Bad datatype guesses

Some common bad guesses from ElasticSearch:

  1. You add a createdAt field containing a timestamp as a number, like 1234567890. For you, it represents the date of creation for a document. For Elasticsearch, as you did not define a mapping, it decided that this is a long: querying it like a date will not work. You must add a specific mapping for ElasticSearch to consider it a proper date

  2. You add an updatedAt field with a string repesenting a date for a human, but which is not recognized by the date detection defaults (or your custom version).

  3. You add a field score, containing a number, which should be a float. No luck, the first document you index has a numeric value 3 and not 3.0 in your indexation JSON. ElasticSearch will then consider it to be a long... So every number you store in there will be considered an integer.

  4. You add a field rating, coming back from an API, containing a string, which is actually a float value (.e.g. {"rating": "3.0"}) ElasticSearch will coerce it by default, to the first type it discovers in it, in this case it would be a float, but if the .0 is not there, it could also be considered as a long

Cannot keep up with the data structure

You used to have a field checkout, which had a date in it, recognized as a date.
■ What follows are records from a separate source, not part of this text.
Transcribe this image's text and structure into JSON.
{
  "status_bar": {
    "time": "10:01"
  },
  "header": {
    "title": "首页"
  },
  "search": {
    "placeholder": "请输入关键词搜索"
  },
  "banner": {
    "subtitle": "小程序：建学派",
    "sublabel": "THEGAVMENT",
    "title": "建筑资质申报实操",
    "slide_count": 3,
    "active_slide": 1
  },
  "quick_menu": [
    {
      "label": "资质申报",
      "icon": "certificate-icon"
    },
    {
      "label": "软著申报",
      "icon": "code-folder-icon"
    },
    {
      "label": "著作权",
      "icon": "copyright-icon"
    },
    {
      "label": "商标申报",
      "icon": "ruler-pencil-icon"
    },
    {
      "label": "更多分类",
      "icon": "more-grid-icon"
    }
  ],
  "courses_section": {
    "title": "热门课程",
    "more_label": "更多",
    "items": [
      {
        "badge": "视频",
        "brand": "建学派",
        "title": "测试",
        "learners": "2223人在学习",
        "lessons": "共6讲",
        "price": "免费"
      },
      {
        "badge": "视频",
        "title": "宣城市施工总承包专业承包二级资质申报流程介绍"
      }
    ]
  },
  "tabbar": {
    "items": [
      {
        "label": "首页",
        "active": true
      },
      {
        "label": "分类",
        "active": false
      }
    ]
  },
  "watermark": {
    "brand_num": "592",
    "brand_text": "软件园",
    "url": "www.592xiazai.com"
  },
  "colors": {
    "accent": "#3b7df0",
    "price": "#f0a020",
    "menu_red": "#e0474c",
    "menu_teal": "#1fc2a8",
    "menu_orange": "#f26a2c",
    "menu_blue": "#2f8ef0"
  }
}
But later in the project, you decide that your checkout field should actually contain an object with metadata about checkout, like the location, the date, etc.

Forgotten, deprecated mappings still applied

In your index, you used to have a creation field containing a date, working properly. At some point in the project, you renamed it createdAt because it made more sense regarding your convention. After a while, at the root of your main document, you tend to have a lot of creation-related data. You decide, then, that you should have an object containing data related to creation in a sub-object, stored in the key creation. Albeit there is no document containing creation anymore in your indice that is a date, the mapping has stayed, and you will have a mapping conflict.

This issue tends to happen in production-like platforms as you are less likely to reset the indices as often locally or in development platforms.

Exact String mapping not active by default

In your document, you add a field containing an identifier which is some base64 stuff, like TGVhaXN0aWM=: it contains uppercase, and equal signs. You will want to filter it as an exact match, and it will fail: ElasticSearch will have indexed it by default as ['tgvhaxn0awm']!

When storing a string in a field, by default, ElasticSearch will (if it does not 'look like' a float, a long, a boolean, a date, ...) consider it as a text to parse with the standard analyzer, which allows full text search on this field. If this string is actually something like an identifier you want to filter on, you may or may not be able to do an exact match on it by default, because the analyzer includes the lower case token filter and the standard tokenizer which considers notably = as a separator.

There is a good way to handle that in ElasticSearch, which is to add the keyword datatype instead of the default text to your field mapping. Of course, you are likely to discover that afterward. It may even have partially worked for a while, and you may not have noticed.

How does Leaistic solve those issues ?

  1. Bad datatype guesses: Probably 80% of all the issues you're likely to encounter. Leaistic helps you to deploy index templates for updating your mappings incrementally, whether it is before or after you encounter such an issue. Of course, before is better as it will not break!

  2. Cannot keep up with the data structure: Leaistic right now is not 100% helpful with that case, because it uses ElasticSearch-side reindexation when making an update, which means it keeps the same structure. Yet, fixing #10 and #7 should allow to manage that properly, PRs are welcome 😉

  3. Forgotten, deprecated mappings still applied: If you use Leaistic for all your mapping updates, you should never encounter this issue!

  4. Exact string mapping not active by default: You still have to remember to use the keyword datatype explicitly for your identifiers in ElasticSearch, but should you forget to do it, Leaistic allows you to simply update the index template and reindex the data without any downtime.